FIG. 1 is a schematic cross-sectional view showing an example of a layer structure of an organic electroluminescent element of the present invention.

FIG. 2 is a schematic cross-sectional view showing another example of the layer structure of the organic electroluminescent element of the present invention.

FIG. 3 is a schematic cross-sectional view showing still another example of the layer structure of the organic electroluminescent element of the present invention.

FIG. 4 shows the devices of Example 1 and Comparative Example 1 at 15 mA / cm ^2.
Driving voltage characteristics when driven with a constant current density of.
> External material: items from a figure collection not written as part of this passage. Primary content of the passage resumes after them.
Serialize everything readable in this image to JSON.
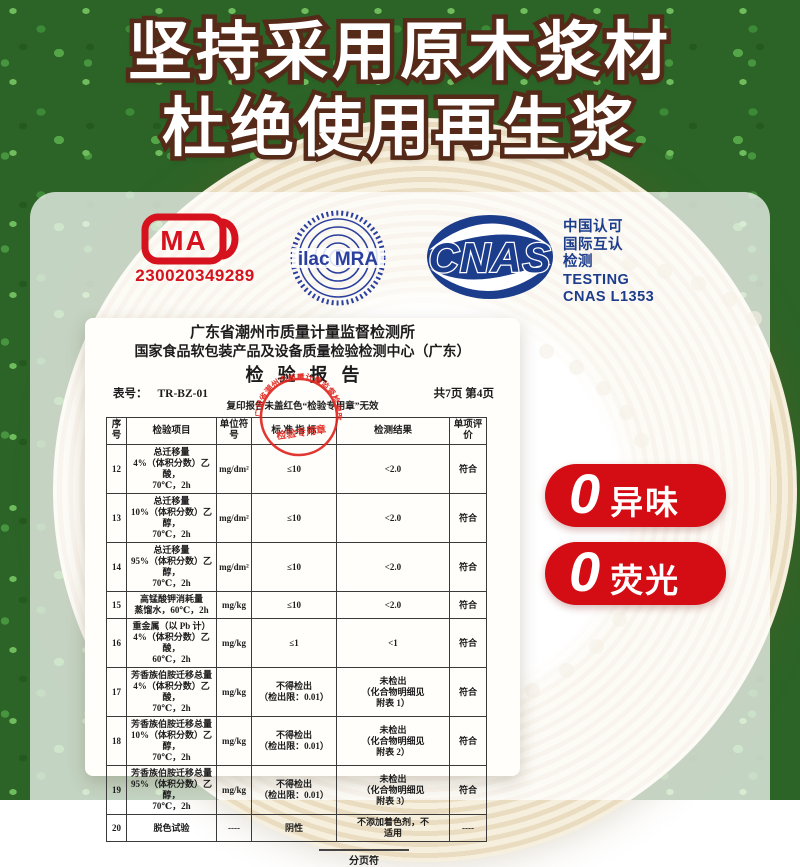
{
  "title": {
    "line1": "坚持采用原木浆材",
    "line2": "杜绝使用再生浆"
  },
  "certifications": {
    "cma": {
      "letters": "MA",
      "number": "230020349289"
    },
    "ilac": {
      "label": "ilac MRA"
    },
    "cnas": {
      "acronym": "CNAS",
      "lines": [
        "中国认可",
        "国际互认",
        "检测",
        "TESTING",
        "CNAS L1353"
      ]
    }
  },
  "report": {
    "org_line1": "广东省潮州市质量计量监督检测所",
    "org_line2": "国家食品软包装产品及设备质量检验检测中心（广东）",
    "doc_title": "检验报告",
    "form_label": "表号：",
    "form_no": "TR-BZ-01",
    "page_info": "共7页  第4页",
    "notice": "复印报告未盖红色“检验专用章”无效",
    "seal": {
      "ring_text": "广东省潮州市质量计量监督检测所",
      "center_text": "检验专用章"
    },
    "table": {
      "headers": [
        "序号",
        "检验项目",
        "单位符号",
        "标 准 指 标",
        "检测结果",
        "单项评价"
      ],
      "rows": [
        {
          "no": "12",
          "item": "总迁移量\n4%（体积分数）乙酸，\n70℃，2h",
          "unit": "mg/dm²",
          "standard": "≤10",
          "result": "<2.0",
          "evaluation": "符合"
        },
        {
          "no": "13",
          "item": "总迁移量\n10%（体积分数）乙醇，\n70℃，2h",
          "unit": "mg/dm²",
          "standard": "≤10",
          "result": "<2.0",
          "evaluation": "符合"
        },
        {
          "no": "14",
          "item": "总迁移量\n95%（体积分数）乙醇，\n70℃，2h",
          "unit": "mg/dm²",
          "standard": "≤10",
          "result": "<2.0",
          "evaluation": "符合"
        },
        {
          "no": "15",
          "item": "高锰酸钾消耗量\n蒸馏水，60℃，2h",
          "unit": "mg/kg",
          "standard": "≤10",
          "result": "<2.0",
          "evaluation": "符合"
        },
        {
          "no": "16",
          "item": "重金属（以 Pb 计）\n4%（体积分数）乙酸，\n60℃，2h",
          "unit": "mg/kg",
          "standard": "≤1",
          "result": "<1",
          "evaluation": "符合"
        },
        {
          "no": "17",
          "item": "芳香族伯胺迁移总量\n4%（体积分数）乙酸，\n70℃，2h",
          "unit": "mg/kg",
          "standard": "不得检出\n（检出限：0.01）",
          "result": "未检出\n（化合物明细见\n附表 1）",
          "evaluation": "符合"
        },
        {
          "no": "18",
          "item": "芳香族伯胺迁移总量\n10%（体积分数）乙醇，\n70℃，2h",
          "unit": "mg/kg",
          "standard": "不得检出\n（检出限：0.01）",
          "result": "未检出\n（化合物明细见\n附表 2）",
          "evaluation": "符合"
        },
        {
          "no": "19",
          "item": "芳香族伯胺迁移总量\n95%（体积分数）乙醇，\n70℃，2h",
          "unit": "mg/kg",
          "standard": "不得检出\n（检出限：0.01）",
          "result": "未检出\n（化合物明细见\n附表 3）",
          "evaluation": "符合"
        },
        {
          "no": "20",
          "item": "脱色试验",
          "unit": "----",
          "standard": "阴性",
          "result": "不添加着色剂，不\n适用",
          "evaluation": "----"
        }
      ]
    },
    "footer_caption": "分页符"
  },
  "badges": [
    {
      "zero": "0",
      "label": "异味"
    },
    {
      "zero": "0",
      "label": "荧光"
    }
  ],
  "colors": {
    "badge_red": "#d30d13",
    "cma_red": "#d5121e",
    "cnas_navy": "#1c3c8c",
    "ilac_blue": "#2b3f9e",
    "seal_red": "#e0261f",
    "title_outline": "#552a18"
  }
}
FIG. 5 shows the devices of Example 1 and Comparative Example 2 at 15 mA / cm ^2.
Driving voltage characteristics when driven with a constant current density of.

[Explanation of symbols]

 1 substrate 2 anode 3 hole injection layer 4 hole transport layer 5 electron transport layer 5b electron transport layer 5c composed of a compound different from 5 interface layer 6 cathode

Claims (3)

[Claims] 1. An organic electroluminescent device having at least a hole injection layer, a hole transport layer and an electron transport layer between an anode and a cathode, wherein the hole injection layer is treated with an organic solvent. An organic electroluminescent device comprising a porphyrin compound represented by (1) or (2), wherein the hole transport layer and the electron transport layer are formed by a dry method. Embedded image (In the formula, R ¹ and R ² are each independently hydrogen, a halogen atom, a hydroxyl group, a saturated or unsaturated aliphatic hydrocarbon group which may have a substituent, and an aromatic which may have a substituent. Group hydrocarbon group, optionally substituted alkoxy group, optionally substituted aryloxy group, optionally substituted dialkylamino group, or optionally substituted Optionally represents a diarylamino group, or R ¹ and R ² are bonded to each other to form a ring structure, which may have an aromatic hydrocarbon ring which may have a substituent or which has a substituent. And X represents a nitrogen atom or C
Represents an H group. ) (In the formula, R ³ and R ⁴ are each independently hydrogen, a halogen atom, a hydroxyl group, a saturated or unsaturated aliphatic hydrocarbon group which may have a substituent, and an aromatic which may have a substituent. Group hydrocarbon group, optionally substituted alkoxy group, optionally substituted aryloxy group, optionally substituted dialkylamino group, or optionally substituted Optionally represents a diarylamino group, or R ³ and R ⁴ are bonded to each other to form a ring structure, which may have a substituent, an aromatic hydrocarbon ring, or a substituent. And Y represents a nitrogen atom or C
Represents a H group, and M represents an ion of a transition metal, a transition metal oxide or a transition metal halide. ) 2. The central ion M in the above general formula (2).
The organic electroluminescent device according to claim 1, wherein is a transition metal. 3. The central ion M in the above general formula (2).
The organic electroluminescent device according to claim 1, wherein is TiO or VO.